University of Illinois, Champaign, IL
$499,966  |  Develop the Hybrid Mixture Theory based three-scale fluid and species transport model describing mechanisms and thermomechanical changes in frozen foods, obtain mathematical parameters and solve the model using the finite element method, and validate predictions of the model.
Purdue University, West Lafayette, IN
$465,694  |  Predict the kinetics of swelling of starch granules and its effect on the rheology of starch suspensions subjected to heating and development of strategies for production of resistant starch through modification with desirable texture.

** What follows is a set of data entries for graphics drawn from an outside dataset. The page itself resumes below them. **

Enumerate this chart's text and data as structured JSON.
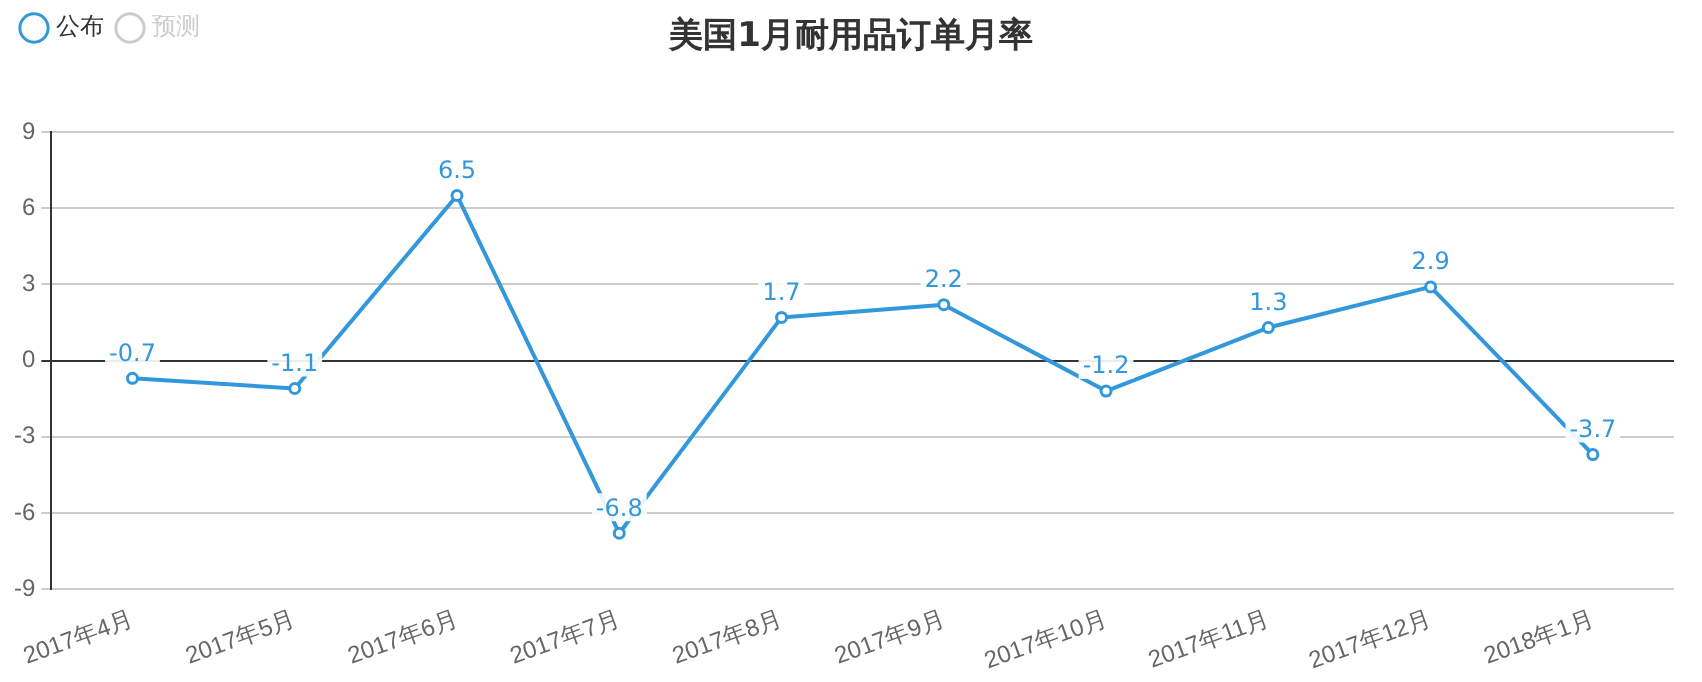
{
  "chart_data": {
    "type": "line",
    "title": "美国1月耐用品订单月率",
    "categories": [
      "2017年4月",
      "2017年5月",
      "2017年6月",
      "2017年7月",
      "2017年8月",
      "2017年9月",
      "2017年10月",
      "2017年11月",
      "2017年12月",
      "2018年1月"
    ],
    "series": [
      {
        "name": "公布",
        "color": "#3398db",
        "values": [
          -0.7,
          -1.1,
          6.5,
          -6.8,
          1.7,
          2.2,
          -1.2,
          1.3,
          2.9,
          -3.7
        ]
      },
      {
        "name": "预测",
        "color": "#cccccc",
        "values": [
          null,
          null,
          null,
          null,
          null,
          null,
          null,
          null,
          null,
          null
        ]
      }
    ],
    "ylim": [
      -9,
      9
    ],
    "yticks": [
      -9,
      -6,
      -3,
      0,
      3,
      6,
      9
    ],
    "grid": "y",
    "legend": "top left",
    "marker": "circle",
    "line_style": "solid",
    "data_labels": true
  }
}
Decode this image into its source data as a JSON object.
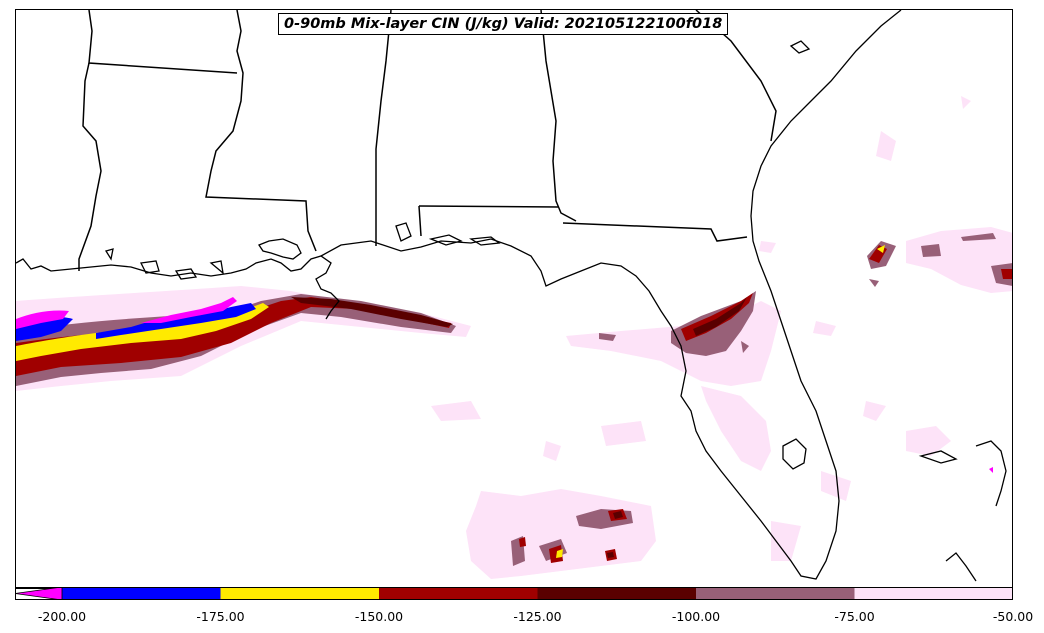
{
  "map": {
    "title": "0-90mb Mix-layer CIN (J/kg) Valid: 202105122100f018",
    "region": "Southeastern United States and Gulf of Mexico",
    "field": "CIN",
    "units": "J/kg"
  },
  "colorbar": {
    "extend": "min",
    "under_color": "#ff00ff",
    "levels": [
      {
        "from": -200,
        "to": -175,
        "color": "#0000ff"
      },
      {
        "from": -175,
        "to": -150,
        "color": "#ffea00"
      },
      {
        "from": -150,
        "to": -125,
        "color": "#a00000"
      },
      {
        "from": -125,
        "to": -100,
        "color": "#5a0000"
      },
      {
        "from": -100,
        "to": -75,
        "color": "#986078"
      },
      {
        "from": -75,
        "to": -50,
        "color": "#fde3f8"
      }
    ],
    "tick_labels": [
      "-200.00",
      "-175.00",
      "-150.00",
      "-125.00",
      "-100.00",
      "-75.00",
      "-50.00"
    ]
  },
  "colors": {
    "magenta": "#ff00ff",
    "blue": "#0000ff",
    "yellow": "#ffea00",
    "red": "#a00000",
    "darkred": "#5a0000",
    "mauve": "#986078",
    "pink": "#fde3f8",
    "outline": "#000000"
  }
}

University of Massachusetts, Amherst, MA
$499,977  |  Design packaging materials with non-migratory, chelating activity to extend food shelf life, improve food quality, and reduce loss of beverages and semi-viscous foods due to microbial spoilage.

University of Maryland, Princess Anne, MD
$149,998  |  Determine the potentials of low-dose irradiation of shell eggs as a means to improve egg white-processing efficiency without adverse effects on physicochemical and functional qualities of egg white products and bioactivities of egg white proteins and peptides.
University of Maine, Orono, ME
$46,293  |  Utilize an ultra-pressure liquid chromatographer (UPLC) system to assist with food quality research of fruits and vegetables and food safety research of vegetables and syrup.
Michigan State University, East Lansing, MI
$489,528  |  Develop low sodium and/or low fat meat products by using cold batter-mixing technology with re-rigor muscle; investigate how this alter protein structure and protein-to-protein interactions what could improve quality and sensory/textual attributes.
West Virginia University, Morgantown, WV
$435,353  |  Create a marketable protein powder from underutilized resources by extracting the water-soluble proteins from fish processing byproducts; drying and assessing the nutritional, sensory, and marketability aspects of the recovered fish protein powder; and determining mineral, amino acid, and fatty acid profiles.